Око Марены - Валерий Елманов 26 стр.


- А до ума довели только половину, даже меньше. Есть такая штука, как качество. - Минька назидательно поднял палец вверх. - Я за свою работу отвечаю и стыдиться не хочу. Три штуки сам Мудрила разломал - не понравились. Еще столько же забракованы лично мною. И потом переборщил наш князь с названием. Обычные арбалеты, только с усиленной пружиной, потому что закладывается в них не стрела, а удлиненная граната облегченного образца с подожженным фитилем. И сразу предупреждаю: штука одноразовая, потому что пружина может поломаться - это раз, а во-вторых, из-за того что она слишком тугая, с помощью стремени тетиву уже не натянуть.

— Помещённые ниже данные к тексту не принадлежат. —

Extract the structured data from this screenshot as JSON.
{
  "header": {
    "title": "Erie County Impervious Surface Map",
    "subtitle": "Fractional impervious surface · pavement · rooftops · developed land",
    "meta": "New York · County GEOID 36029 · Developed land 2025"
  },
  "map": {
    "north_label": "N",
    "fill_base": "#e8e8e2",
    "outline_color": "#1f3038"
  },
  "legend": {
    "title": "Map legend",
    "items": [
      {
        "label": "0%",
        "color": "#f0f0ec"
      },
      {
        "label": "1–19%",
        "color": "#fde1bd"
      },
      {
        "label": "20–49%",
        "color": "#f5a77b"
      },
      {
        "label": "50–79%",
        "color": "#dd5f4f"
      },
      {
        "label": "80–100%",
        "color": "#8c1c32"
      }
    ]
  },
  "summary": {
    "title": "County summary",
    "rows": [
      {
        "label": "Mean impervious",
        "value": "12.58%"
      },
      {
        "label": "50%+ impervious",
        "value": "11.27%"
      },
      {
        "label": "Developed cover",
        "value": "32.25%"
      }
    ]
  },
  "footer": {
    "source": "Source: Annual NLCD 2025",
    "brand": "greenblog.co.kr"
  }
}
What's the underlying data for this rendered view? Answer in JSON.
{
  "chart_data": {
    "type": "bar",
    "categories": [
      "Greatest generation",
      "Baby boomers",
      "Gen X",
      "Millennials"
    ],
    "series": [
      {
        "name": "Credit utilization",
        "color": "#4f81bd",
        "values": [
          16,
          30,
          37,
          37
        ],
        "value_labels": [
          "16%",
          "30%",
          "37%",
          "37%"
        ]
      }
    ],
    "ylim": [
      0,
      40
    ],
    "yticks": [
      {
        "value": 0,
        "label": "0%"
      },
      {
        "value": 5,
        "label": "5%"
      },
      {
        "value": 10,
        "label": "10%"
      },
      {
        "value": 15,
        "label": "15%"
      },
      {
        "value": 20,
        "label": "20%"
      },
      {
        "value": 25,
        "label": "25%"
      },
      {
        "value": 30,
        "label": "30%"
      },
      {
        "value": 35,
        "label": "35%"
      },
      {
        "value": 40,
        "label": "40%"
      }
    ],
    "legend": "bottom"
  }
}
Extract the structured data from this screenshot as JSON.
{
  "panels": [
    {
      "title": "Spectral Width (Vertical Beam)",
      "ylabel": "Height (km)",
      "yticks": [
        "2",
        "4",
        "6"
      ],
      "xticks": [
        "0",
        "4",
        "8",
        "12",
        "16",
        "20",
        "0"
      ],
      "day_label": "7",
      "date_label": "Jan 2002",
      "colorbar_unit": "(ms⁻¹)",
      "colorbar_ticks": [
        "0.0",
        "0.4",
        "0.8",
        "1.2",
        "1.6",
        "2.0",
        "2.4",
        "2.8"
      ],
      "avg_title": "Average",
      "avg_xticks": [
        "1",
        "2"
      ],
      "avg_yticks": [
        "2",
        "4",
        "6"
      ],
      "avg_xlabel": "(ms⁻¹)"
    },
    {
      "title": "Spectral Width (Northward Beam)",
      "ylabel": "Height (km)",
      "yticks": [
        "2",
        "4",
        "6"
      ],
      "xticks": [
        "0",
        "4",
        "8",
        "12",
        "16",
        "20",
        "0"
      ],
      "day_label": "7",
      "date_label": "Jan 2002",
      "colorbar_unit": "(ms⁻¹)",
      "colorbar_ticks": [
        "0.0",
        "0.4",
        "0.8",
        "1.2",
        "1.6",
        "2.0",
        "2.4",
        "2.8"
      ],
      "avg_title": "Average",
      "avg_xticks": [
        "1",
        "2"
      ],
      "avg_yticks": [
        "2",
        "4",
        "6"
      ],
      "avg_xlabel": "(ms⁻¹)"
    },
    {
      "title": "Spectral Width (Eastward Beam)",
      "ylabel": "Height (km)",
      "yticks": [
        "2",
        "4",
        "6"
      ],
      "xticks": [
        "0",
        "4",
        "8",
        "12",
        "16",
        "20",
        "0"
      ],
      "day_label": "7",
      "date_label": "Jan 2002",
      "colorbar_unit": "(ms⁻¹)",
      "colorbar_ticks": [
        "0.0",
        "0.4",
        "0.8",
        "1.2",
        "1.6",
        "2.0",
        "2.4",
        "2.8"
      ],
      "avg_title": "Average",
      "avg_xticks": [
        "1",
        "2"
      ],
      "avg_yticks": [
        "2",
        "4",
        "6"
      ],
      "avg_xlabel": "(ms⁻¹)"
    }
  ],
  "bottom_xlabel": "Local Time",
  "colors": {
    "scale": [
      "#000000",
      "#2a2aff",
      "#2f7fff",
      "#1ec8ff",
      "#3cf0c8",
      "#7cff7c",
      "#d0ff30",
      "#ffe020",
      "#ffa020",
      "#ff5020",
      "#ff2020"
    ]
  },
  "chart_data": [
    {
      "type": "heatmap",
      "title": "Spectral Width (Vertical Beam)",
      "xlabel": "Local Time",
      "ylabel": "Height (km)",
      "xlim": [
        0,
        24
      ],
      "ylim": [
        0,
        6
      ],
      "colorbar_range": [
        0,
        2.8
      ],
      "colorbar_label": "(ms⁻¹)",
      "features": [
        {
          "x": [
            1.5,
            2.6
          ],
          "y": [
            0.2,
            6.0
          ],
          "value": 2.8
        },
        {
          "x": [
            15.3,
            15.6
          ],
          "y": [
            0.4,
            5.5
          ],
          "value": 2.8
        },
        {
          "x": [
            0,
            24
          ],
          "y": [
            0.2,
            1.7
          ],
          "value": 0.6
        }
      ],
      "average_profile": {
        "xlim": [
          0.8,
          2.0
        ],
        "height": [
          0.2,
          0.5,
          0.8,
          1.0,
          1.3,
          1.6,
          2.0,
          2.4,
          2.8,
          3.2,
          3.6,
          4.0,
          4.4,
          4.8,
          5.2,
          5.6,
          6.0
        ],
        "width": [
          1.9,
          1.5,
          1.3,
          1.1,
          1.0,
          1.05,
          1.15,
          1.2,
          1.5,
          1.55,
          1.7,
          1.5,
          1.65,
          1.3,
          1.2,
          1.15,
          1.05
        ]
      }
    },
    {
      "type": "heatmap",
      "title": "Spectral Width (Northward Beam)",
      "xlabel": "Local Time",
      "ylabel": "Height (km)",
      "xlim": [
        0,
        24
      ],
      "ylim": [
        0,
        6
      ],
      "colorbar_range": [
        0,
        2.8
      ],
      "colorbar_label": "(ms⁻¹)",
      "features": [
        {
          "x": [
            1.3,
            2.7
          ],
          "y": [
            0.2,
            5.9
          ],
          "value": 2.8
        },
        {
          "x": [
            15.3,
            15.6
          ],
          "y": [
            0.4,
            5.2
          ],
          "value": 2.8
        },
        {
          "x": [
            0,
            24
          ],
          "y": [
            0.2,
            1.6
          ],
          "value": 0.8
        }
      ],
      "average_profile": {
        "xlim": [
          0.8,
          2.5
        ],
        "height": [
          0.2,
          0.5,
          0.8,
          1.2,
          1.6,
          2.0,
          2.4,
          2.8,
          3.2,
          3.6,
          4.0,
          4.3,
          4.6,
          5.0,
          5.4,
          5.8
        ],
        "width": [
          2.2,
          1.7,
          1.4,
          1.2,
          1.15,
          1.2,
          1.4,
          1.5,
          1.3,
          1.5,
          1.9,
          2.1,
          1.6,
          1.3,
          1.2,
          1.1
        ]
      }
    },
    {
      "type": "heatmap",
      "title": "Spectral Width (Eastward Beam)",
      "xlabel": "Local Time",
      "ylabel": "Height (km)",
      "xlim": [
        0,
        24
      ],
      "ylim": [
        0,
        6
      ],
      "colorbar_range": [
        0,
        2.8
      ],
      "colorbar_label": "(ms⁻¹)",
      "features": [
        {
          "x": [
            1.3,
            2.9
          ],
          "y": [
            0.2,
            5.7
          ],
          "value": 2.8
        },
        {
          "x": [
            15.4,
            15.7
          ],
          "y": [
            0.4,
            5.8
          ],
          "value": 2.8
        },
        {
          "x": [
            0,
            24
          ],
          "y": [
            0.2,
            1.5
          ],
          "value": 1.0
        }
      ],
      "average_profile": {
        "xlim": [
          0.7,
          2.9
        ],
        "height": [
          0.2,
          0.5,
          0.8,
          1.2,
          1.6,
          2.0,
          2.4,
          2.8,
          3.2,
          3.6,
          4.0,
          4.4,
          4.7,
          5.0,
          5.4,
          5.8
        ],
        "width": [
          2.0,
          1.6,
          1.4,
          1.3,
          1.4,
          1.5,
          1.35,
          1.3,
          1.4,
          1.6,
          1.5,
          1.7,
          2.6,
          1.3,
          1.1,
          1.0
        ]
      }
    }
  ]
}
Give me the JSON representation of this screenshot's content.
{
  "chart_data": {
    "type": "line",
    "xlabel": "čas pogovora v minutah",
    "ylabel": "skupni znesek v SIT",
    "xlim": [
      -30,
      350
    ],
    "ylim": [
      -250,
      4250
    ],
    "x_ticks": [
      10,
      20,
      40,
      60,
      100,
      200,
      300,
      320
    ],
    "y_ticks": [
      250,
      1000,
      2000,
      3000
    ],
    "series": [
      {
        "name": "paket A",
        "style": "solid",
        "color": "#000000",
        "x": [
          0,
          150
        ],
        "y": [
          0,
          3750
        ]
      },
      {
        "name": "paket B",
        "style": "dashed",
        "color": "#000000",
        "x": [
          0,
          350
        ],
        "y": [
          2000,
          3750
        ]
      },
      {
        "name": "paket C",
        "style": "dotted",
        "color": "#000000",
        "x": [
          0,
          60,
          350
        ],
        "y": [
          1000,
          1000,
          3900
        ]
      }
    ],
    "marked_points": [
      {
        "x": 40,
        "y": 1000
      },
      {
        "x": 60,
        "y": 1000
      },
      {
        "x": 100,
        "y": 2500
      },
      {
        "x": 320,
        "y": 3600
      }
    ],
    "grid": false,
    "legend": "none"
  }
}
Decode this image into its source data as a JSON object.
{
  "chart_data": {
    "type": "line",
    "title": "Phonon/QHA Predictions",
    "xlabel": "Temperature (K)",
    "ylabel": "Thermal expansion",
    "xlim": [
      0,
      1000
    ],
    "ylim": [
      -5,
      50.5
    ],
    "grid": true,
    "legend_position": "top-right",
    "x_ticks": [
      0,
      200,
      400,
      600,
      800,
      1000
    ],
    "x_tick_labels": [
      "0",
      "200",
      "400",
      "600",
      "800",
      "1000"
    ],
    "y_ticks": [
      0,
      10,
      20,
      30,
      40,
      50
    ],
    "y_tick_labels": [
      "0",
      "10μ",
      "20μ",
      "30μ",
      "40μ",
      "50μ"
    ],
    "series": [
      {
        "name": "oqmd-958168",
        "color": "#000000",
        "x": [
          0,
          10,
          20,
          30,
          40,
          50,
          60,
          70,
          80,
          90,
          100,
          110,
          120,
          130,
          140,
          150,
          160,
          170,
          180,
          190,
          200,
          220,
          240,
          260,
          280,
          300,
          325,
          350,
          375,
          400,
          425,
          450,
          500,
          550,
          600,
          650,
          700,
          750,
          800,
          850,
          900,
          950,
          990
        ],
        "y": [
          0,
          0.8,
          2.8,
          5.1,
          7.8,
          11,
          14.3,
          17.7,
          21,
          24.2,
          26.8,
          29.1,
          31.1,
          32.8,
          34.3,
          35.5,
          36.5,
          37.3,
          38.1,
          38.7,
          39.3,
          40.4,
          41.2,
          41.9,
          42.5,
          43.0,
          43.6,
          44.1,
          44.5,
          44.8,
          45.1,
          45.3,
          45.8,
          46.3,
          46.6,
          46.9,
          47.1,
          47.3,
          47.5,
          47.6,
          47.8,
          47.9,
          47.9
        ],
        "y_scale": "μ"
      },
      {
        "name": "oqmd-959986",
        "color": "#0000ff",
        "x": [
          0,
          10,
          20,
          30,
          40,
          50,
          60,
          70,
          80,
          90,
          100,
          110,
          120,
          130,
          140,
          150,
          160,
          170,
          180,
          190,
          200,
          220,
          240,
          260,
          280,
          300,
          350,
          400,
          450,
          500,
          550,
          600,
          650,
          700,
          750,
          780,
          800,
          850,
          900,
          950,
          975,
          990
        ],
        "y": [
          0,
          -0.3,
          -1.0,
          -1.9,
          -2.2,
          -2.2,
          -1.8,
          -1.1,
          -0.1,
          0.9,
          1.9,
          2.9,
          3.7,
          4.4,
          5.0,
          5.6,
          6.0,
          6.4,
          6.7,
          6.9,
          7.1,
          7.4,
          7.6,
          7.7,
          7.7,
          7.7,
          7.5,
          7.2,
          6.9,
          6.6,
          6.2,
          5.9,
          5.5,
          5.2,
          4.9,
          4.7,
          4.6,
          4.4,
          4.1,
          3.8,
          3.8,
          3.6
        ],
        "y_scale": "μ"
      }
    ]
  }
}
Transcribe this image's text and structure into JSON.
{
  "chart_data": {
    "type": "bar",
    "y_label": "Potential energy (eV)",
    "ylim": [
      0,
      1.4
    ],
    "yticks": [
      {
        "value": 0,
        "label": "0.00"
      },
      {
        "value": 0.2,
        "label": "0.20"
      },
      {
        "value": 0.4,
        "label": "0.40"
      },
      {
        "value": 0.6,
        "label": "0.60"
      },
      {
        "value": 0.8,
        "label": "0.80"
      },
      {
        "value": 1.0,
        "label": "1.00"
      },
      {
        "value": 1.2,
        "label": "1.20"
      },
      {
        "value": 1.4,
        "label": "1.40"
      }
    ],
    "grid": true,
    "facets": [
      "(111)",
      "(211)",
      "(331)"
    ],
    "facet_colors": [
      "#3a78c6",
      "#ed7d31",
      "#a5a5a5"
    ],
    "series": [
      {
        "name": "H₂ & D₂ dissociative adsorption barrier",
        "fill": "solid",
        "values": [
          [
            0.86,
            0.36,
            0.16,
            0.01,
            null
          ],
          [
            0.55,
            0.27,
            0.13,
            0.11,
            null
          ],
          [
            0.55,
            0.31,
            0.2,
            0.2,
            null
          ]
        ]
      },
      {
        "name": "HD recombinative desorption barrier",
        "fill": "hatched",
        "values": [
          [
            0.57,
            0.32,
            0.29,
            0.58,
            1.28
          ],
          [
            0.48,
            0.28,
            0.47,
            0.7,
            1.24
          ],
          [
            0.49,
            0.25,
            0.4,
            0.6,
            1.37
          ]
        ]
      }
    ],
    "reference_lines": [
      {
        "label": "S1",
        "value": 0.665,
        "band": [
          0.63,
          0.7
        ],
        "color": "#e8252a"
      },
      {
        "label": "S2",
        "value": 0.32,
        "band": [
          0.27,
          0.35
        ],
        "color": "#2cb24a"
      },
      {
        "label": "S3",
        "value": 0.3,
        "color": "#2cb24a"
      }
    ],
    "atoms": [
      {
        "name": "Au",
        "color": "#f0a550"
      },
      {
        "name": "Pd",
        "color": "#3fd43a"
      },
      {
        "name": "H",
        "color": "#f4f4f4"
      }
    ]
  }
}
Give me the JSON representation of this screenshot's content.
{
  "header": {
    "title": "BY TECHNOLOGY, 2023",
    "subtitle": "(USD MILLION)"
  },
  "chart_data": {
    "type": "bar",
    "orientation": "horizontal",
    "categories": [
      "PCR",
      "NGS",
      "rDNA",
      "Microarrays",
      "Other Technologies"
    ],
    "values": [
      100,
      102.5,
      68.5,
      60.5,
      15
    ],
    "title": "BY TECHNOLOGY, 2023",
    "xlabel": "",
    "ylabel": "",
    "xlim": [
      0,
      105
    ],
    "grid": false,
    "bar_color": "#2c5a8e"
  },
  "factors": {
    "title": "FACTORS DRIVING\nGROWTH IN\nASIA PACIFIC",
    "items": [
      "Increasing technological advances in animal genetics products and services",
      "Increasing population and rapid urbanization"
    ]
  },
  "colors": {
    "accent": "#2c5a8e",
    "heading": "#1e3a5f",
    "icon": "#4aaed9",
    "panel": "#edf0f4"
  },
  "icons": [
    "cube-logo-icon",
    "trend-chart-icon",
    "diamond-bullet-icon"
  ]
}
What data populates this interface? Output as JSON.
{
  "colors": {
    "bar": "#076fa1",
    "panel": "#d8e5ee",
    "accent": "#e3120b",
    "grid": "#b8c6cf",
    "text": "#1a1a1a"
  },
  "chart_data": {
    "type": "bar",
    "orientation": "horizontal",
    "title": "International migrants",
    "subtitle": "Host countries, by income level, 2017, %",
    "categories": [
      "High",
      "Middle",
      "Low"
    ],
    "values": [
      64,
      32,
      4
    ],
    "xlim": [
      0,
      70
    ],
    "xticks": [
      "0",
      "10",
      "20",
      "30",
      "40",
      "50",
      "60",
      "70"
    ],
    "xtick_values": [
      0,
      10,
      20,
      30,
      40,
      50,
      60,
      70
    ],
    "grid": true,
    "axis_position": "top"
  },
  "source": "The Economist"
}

Вячеслав разочарованно выпустил Миньку из объятий и, тяжело вздохнув, уныло заметил:

- Обман, обман, кругом сплошной обман, как сказал ежик, слезая с кактуса. Как дальше жить, отче? - обратился он к отцу Николаю. - Как жить бедному воеводе, ежели даже родной князь с не менее родным Эдисоном норовят надуть: сделают из дерьма конфетку и кричат, что она настоящая и совсем не пахнет. Миня, если ты разгильдяй, то напиши это себе на лбу, я прочту, и мне все сразу станет ясно. И чему тебя только на твоей математике учили - стричься забываешь, изобретать не умеешь…

- Сам ты! - возмутился Минька. - Знаешь, сколько мы с Мудрилой мучились, пока первый не состряпали?! На одну стальную пружину Юрий Викторович…

- Мудрила разве Викторович? - удивился Константин.

- Созвучно просто. А настоящее отчество я выговорить не могу - язык заплетается, - пояснил Минька и продолжил: - Так вот, мы с ним целых две недели на первую из пружин ухлопали, пока сделали, а потом еще месяц, пока… Да что я вам тут объясняю! - Не договорив, махнул он рукой. - Тут пашешь как проклятый, а тебя же еще и виноватят за все хорошее.

- А это потому, что в армии виноват не тот, кто виноват, а тот, кого назначат, - дружелюбно пояснил Вячеслав и успокоил: - Ты не грусти, завтра назначим другого - я позабочусь.

- Да иди ты со своими назначениями! - огрызнулся изобретатель.

- Ну прости, дружище, - уже серьезно обратился к нему воевода. - Забыл, что у тебя с чувством юмора проблемы. Выскочило как-то из головы. Впредь учту. А дело ты, старик, и впрямь провернул титаническое. Теперь верю, что ты в двадцать три года ухитрился стать кандидатом наук.

- В двадцать два, - великодушно поправил отходчивый Минька и в свою очередь съязвил: - Я на солдафонов никогда не обижаюсь, так что шути дальше… столь же плоско и деревянно, как сейчас.

- А когда вы их нам выдадите, Михаил Юрьевич? - вкрадчиво поинтересовался Вячеслав.

- Сегодня поздно уже, - зажеманился Минька. - Давай завтра, с утра.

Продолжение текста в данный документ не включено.